La muerte de María Pascual: 20 días de hospital, 20 minutos de entierro
La hija de una fallecida relata sus últimos días en soledad: “Es duro no besar a tu madre”
María Pascual Peña, de 76 años, se perdió la sesión de baile con las amigas el fin de semana en el que Pedro Sánchez anunció el estado de alarma. Los primeros síntomas aparecieron el viernes 13: fiebre y escalofríos. Llamó a su hija, Olga Campos, para explicárselo. No le dio mayor importancia. Pero empeoró rápido. “El sábado, diarrea; el domingo, tos... El lunes ya vi que se ahogaba”, explica Olga.
Había empezado la lucha desigual de María contra el coronavirus. También la de su hija con la burocracia sanitaria. “Llamé al 112 para que la vieran en casa. Me dijeron que llamase al ambulatorio. Pero en el ambulatorio me contestaron que ellos no se ocupaban. Al final vinieron, le pusieron oxígeno y la mandaron en ambulancia al hospital”.
Con buena salud salvo por una diabetes “controlada a rajatabla” y una reciente operación en una mano, María ingresó en Urgencias del Parc Taulí de Sabadell. Tras confirmar el positivo, la llevaron a la planta 8. “Podía verla dos veces cada día. Pero esa semana solo fui un par de veces… Me dio un poco de miedo. Y me sabía mal estar ahí, parecía que quitábamos a las enfermeras el poco material que tenían”. Para entrar, le dieron dos guantes, doble mascarilla y una bata desechable. “Te piden que te quedes a un metro del paciente. Lo más duro es no poder tocar ni besar a tu madre”.
Los primeros días, María aguantó el tipo. “No llegaron a intubarla, solo le pusieron un respirador con máscara de oxígeno. Ella lo pasaba muy mal, es agobiante”. El hospital, además, estaba aún lejos del colapso. Pero el virus siguió su avance el sábado 21 la mujer estaba ya en muy mal estado. “La neumonía se extendió a los dos pulmones”. Aguantó otra semana larga hasta que las cosas se pusieron feas también en el hospital. Se restringieron las visitas.
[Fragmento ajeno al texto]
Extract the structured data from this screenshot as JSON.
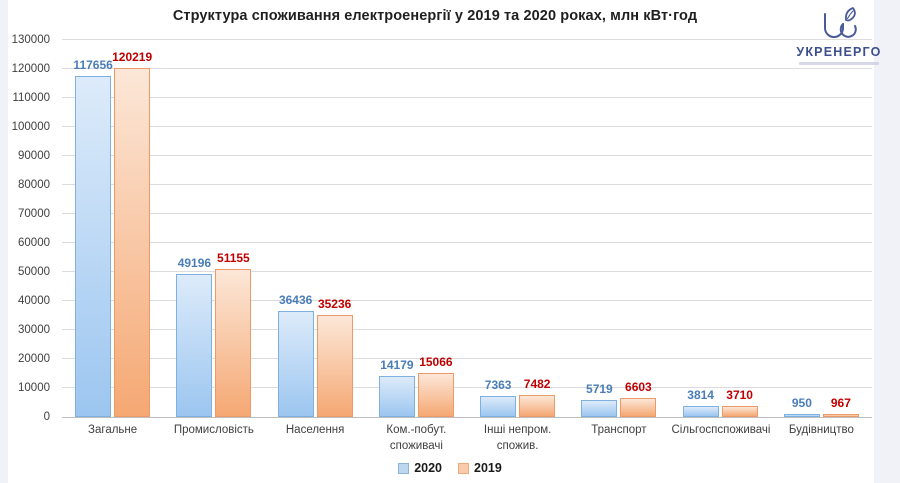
{
  "title": "Структура споживання електроенергії у 2019 та 2020 роках, млн кВт·год",
  "logo": {
    "name": "УКРЕНЕРГО",
    "mark_color": "#4a5b9b"
  },
  "colors": {
    "gridline": "#dcdce0",
    "axis_line": "#bdbdbd",
    "axis_text": "#404040",
    "title_text": "#1f1f1f",
    "side_strip": "#f1f1f8"
  },
  "chart_data": {
    "type": "bar",
    "title": "Структура споживання електроенергії у 2019 та 2020 роках, млн кВт·год",
    "xlabel": "",
    "ylabel": "",
    "ylim": [
      0,
      130000
    ],
    "ytick_step": 10000,
    "yticks": [
      0,
      10000,
      20000,
      30000,
      40000,
      50000,
      60000,
      70000,
      80000,
      90000,
      100000,
      110000,
      120000,
      130000
    ],
    "grid": true,
    "legend_position": "bottom",
    "categories": [
      "Загальне",
      "Промисловість",
      "Населення",
      "Ком.-побут. споживачі",
      "Інші непром. спожив.",
      "Транспорт",
      "Сільгоспспоживачі",
      "Будівництво"
    ],
    "series": [
      {
        "name": "2020",
        "values": [
          117656,
          49196,
          36436,
          14179,
          7363,
          5719,
          3814,
          950
        ],
        "fill_top": "#ddebfa",
        "fill_bottom": "#9cc6f0",
        "border": "#7fb0e2",
        "label_color": "#4a7db8",
        "swatch_fill": "#bdd7ee",
        "swatch_border": "#8db3d9"
      },
      {
        "name": "2019",
        "values": [
          120219,
          51155,
          35236,
          15066,
          7482,
          6603,
          3710,
          967
        ],
        "fill_top": "#fce7d8",
        "fill_bottom": "#f5a873",
        "border": "#eb9a68",
        "label_color": "#c00000",
        "swatch_fill": "#f8cbad",
        "swatch_border": "#f0a878"
      }
    ]
  }
}
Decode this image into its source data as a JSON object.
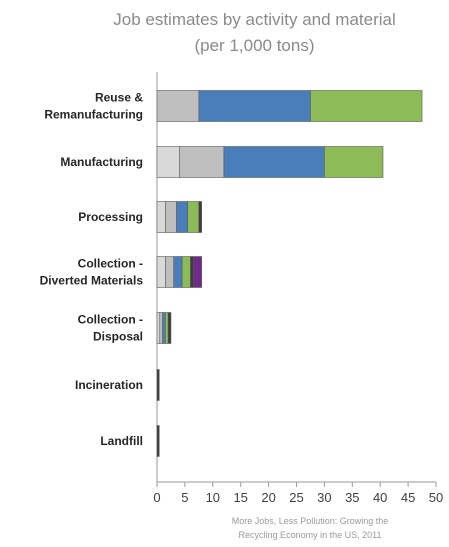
{
  "chart_data": {
    "type": "bar",
    "orientation": "horizontal",
    "stacked": true,
    "title": "Job estimates by activity and material",
    "subtitle": "(per 1,000 tons)",
    "source": [
      "More Jobs, Less Pollution: Growing the",
      "Recycling Economy in the US, 2011"
    ],
    "categories": [
      "Reuse & Remanufacturing",
      "Manufacturing",
      "Processing",
      "Collection - Diverted Materials",
      "Collection - Disposal",
      "Incineration",
      "Landfill"
    ],
    "category_lines": [
      [
        "Reuse &",
        "Remanufacturing"
      ],
      [
        "Manufacturing"
      ],
      [
        "Processing"
      ],
      [
        "Collection -",
        "Diverted Materials"
      ],
      [
        "Collection -",
        "Disposal"
      ],
      [
        "Incineration"
      ],
      [
        "Landfill"
      ]
    ],
    "series": [
      {
        "color": "#d9d9d9",
        "values": [
          0,
          4,
          1.5,
          1.5,
          0.5,
          0,
          0
        ]
      },
      {
        "color": "#bfbfbf",
        "values": [
          7.5,
          8,
          2,
          1.5,
          0.5,
          0,
          0
        ]
      },
      {
        "color": "#4a7ebb",
        "values": [
          20,
          18,
          2,
          1.5,
          0.5,
          0,
          0
        ]
      },
      {
        "color": "#8dbb58",
        "values": [
          20,
          10.5,
          2,
          1.5,
          0.5,
          0,
          0
        ]
      },
      {
        "color": "#3c3c3c",
        "values": [
          0,
          0,
          0.5,
          0.5,
          0.5,
          0.4,
          0.4
        ]
      },
      {
        "color": "#6f2b8c",
        "values": [
          0,
          0,
          0,
          1.5,
          0,
          0,
          0
        ]
      }
    ],
    "xlim": [
      0,
      50
    ],
    "xticks": [
      0,
      5,
      10,
      15,
      20,
      25,
      30,
      35,
      40,
      45,
      50
    ],
    "grid": false,
    "legend": "none"
  }
}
“El aumento de infectados fue brutal. Ya no dejaban ver a los familiares porque los equipos de protección escaseaban. Fue muy doloroso. Ella no podía coger el teléfono. Te quedas pendiente de lo que te digan los médicos”, explica. A Olga le queda un consuelo: pudo despedirse. “Me llamaron cuando le quedaba un hilo para irse. Llevé de casa una mascarilla con filtro. Pude tocarle las manos. Es lo único que le toqué”.
El 1 de abril, María, una mujer “muy activa” que había trabajado en la industria textil, falleció en el hospital. Su muerte deja a la hija sumida en las preguntas, en los infinitos “y si…” que la conducen a una resignada aceptación de la realidad. “No la llevaron a la UCI porque vieron que por su estado no... Tampoco te dicen por qué. Solo te dicen que no hay posibilidad de UCI. ¿Por qué no la llevaron? Quizás allí, más relajada, hubiese aguantado”.
A la muerte le acompaña también su lúgubre papeleo. La frialdad que Olga sintió en el hospital se acentúa en ese trance. “No sé dónde ha estado su cuerpo. Supongo que ha ido del hospital a las cámaras de la funeraria y de ahí al cementerio. Solo me han dado a elegir el féretro”. Quería incinerarla, pero tampoco ha podido. “Me dijeron que tardarían una semana. No iba a permitir que mi madre estuviera una semana quién sabe dónde”.
A las 11.15 del viernes, Olga llega con su marido al pequeño cementerio de Polinyà (Barcelona). El coche fúnebre ya espera dentro. La pareja (con máscara) y el sepulturero son los dos únicos testigos del último adiós a María. Podría haberse sumado un tercer familiar, pero no pudo ser. “Soy hija única, y mi tía está enferma. No sé por qué lo restringen tanto; si el bicho está en una caja, no creo que pase nada”. La ceremonia se limita al trabajo mecánico de introducir el féretro en el nicho. Apenas 20 minutos. “Es duro, no puedes velarla, ni dejarle un recordatorio, ni celebrar una triste misa. No me dieron la opción ni de llevarle flores”, se lamenta.
La última voluntad de María sí se ha cumplido. “Quería estar sola en un nicho. Y este sitio es bonito, desde aquí se ve todo el valle”.